3 technical question please

vbimport

#1

Hey,

  1. When i ripping a whole DVD to my HD as ISO, how could i know that the software didn’t use the compression? As i said before i want to back up a few of my DVD as ISO to be burned in the future, and i what to back up my DVD as ISO file’s, but i dont want to have any compression that will decrease the image or sound quality, i want 100% similar quality like the original. There is any way to know that?

  2. When i have a DUAL-LAYER DVD 8.5Gb, i want to know, this mean that one side is 4.7Gb and the other side is 4.7Gb as well? Or theee is only one side that contain all the 8.5GB???

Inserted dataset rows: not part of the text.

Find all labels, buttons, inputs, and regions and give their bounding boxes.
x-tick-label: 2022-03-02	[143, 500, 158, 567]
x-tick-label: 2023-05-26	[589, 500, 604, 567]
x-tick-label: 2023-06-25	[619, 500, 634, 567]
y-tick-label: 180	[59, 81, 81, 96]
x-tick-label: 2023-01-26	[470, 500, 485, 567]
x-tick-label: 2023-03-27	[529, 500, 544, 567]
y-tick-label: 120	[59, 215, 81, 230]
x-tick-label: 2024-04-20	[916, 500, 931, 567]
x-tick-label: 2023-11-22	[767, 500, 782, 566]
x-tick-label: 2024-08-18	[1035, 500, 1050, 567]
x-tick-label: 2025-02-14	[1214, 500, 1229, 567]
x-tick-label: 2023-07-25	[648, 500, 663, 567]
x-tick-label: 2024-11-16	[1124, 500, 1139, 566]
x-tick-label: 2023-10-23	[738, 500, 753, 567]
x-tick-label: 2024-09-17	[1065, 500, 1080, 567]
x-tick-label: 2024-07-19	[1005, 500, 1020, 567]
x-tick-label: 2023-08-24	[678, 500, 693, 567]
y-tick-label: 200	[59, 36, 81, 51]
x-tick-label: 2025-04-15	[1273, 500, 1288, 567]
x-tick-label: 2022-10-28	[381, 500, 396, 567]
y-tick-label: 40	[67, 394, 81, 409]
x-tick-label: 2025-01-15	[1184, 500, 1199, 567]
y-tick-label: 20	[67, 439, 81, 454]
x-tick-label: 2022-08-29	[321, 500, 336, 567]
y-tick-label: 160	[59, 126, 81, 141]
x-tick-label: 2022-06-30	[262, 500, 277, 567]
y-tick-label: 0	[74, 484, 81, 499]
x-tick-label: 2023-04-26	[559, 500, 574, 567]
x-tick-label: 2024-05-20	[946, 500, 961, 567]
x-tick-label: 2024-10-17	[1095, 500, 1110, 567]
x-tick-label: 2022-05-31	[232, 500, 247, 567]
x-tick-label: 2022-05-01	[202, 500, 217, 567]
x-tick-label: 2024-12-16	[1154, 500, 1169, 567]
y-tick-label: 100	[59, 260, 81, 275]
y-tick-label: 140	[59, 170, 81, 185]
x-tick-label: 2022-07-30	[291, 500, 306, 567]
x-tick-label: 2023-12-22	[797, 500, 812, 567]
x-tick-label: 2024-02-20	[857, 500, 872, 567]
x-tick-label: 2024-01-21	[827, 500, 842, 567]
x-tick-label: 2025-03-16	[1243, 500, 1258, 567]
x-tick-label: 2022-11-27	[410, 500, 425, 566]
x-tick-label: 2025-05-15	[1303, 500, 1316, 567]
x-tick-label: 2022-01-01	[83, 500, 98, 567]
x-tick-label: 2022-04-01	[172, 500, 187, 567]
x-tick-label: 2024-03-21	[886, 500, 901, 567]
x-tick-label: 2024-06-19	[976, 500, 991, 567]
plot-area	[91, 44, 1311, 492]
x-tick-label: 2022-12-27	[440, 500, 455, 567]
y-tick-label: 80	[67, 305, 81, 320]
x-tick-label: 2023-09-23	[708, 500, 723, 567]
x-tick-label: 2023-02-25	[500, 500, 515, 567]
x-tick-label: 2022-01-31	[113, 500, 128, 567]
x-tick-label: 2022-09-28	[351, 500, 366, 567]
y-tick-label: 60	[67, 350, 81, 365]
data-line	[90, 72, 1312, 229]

  3. If i use CloneDVD2 to ripp a dvd to my HD and ill use another software that can do that like Ashampoo Burning Studio 9, will there be any diffrences?
    I ripped a DVD, and CloneDVD2 gave me ISO 4,919,090KB and Ashampoo gave me 4,920,416…
    What better? Its recommended to use a specific software to this job or every thing is good for this task?

Tnx alot 4 ur help!:clap:


#2

[QUOTE=Adun22;2470275]Hey,

  1. When i ripping a whole DVD to my HD as ISO, how could i know that the software didn’t use the compression? As i said before i want to back up a few of my DVD as ISO to be burned in the future, and i what to back up my DVD as ISO file’s, but i dont want to have any compression that will decrease the image or sound quality, i want 100% similar quality like the original. There is any way to know that?
    Tnx alot 4 ur help!:clap:[/QUOTE]

The software should tell you or give you that option if it doesn’t it should mention that to you. If you want to use keep 1:1 or close to it you should just get CloneCD as it will just do dvd5 to dvd5 or dvd9 to dvd9 format that would eliminate you having to figure is it compressed or not?? Only way to know without the software telling you is to do a property check of the original dvd property and the saved iso property and they should closely match cause that should tell you if it will fit on 4.7G or 8.4G media. Also if you put a 4.7G and it doesn’t fit and tells you the media is insufficient then you will know it requires 8.4G media unless it is less then 4.7G then it will fit on a 4.7G media. But if the software is reliable it will tell you.

[QUOTE=Adun22;2470275]
2. When i have a DUAL-LAYER DVD 8.5Gb, i want to know, this mean that one side is 4.7Gb and the other side is 4.7Gb as well? Or theee is only one side that contain all the 8.5GB???
Tnx alot 4 ur help!:clap:[/QUOTE]

Dual layer is on one side of the dvd media and it is 8.4G capacity unformatted. To have on both sides is called double sided layer that is only available to my knowledge to the movie industry not to the customers. Those are called DVD10 media, I think.

[QUOTE=Adun22;2470275]
3. If i use CloneDVD2 to ripp a dvd to my HD and ill use another software that can do that like Ashampoo Burning Studio 9, will there be any diffrences?
I ripped a DVD, and CloneDVD2 gave me ISO 4,919,090KB and Ashampoo gave me 4,920,416…
What better? Its recommended to use a specific software to this job or every thing is good for this task?

Tnx alot 4 ur help!:clap:[/QUOTE]

That is probably related to the extra info each software writes so that their program knows size, format and properties needed to burn the info back onto the blank dvd. There shouldn’t be any problem using one software to burn another software created ISO but my recommendation is stay with one software from beginning to end espically if it can copy and burn the iso back onto dvd media. I for one would say stay with CloneDVD and come with many users satisfaction. Even I have have it besides CloneCD and AnyDVD HD. Just remember that if your dvd is CSS protected you will need AnyDVD HD or not to decrypt it so CloneDVD will work properly on CSS protected media so that you can use CloneDVD to make your ISO.


#3

tnx man, ur the best


#4

np, I give it based on my experiences of doing 1:1 and compression backups. But were all hear to help much as we can cause everyones’ experiences varies from person to person and as well computers to computers as well.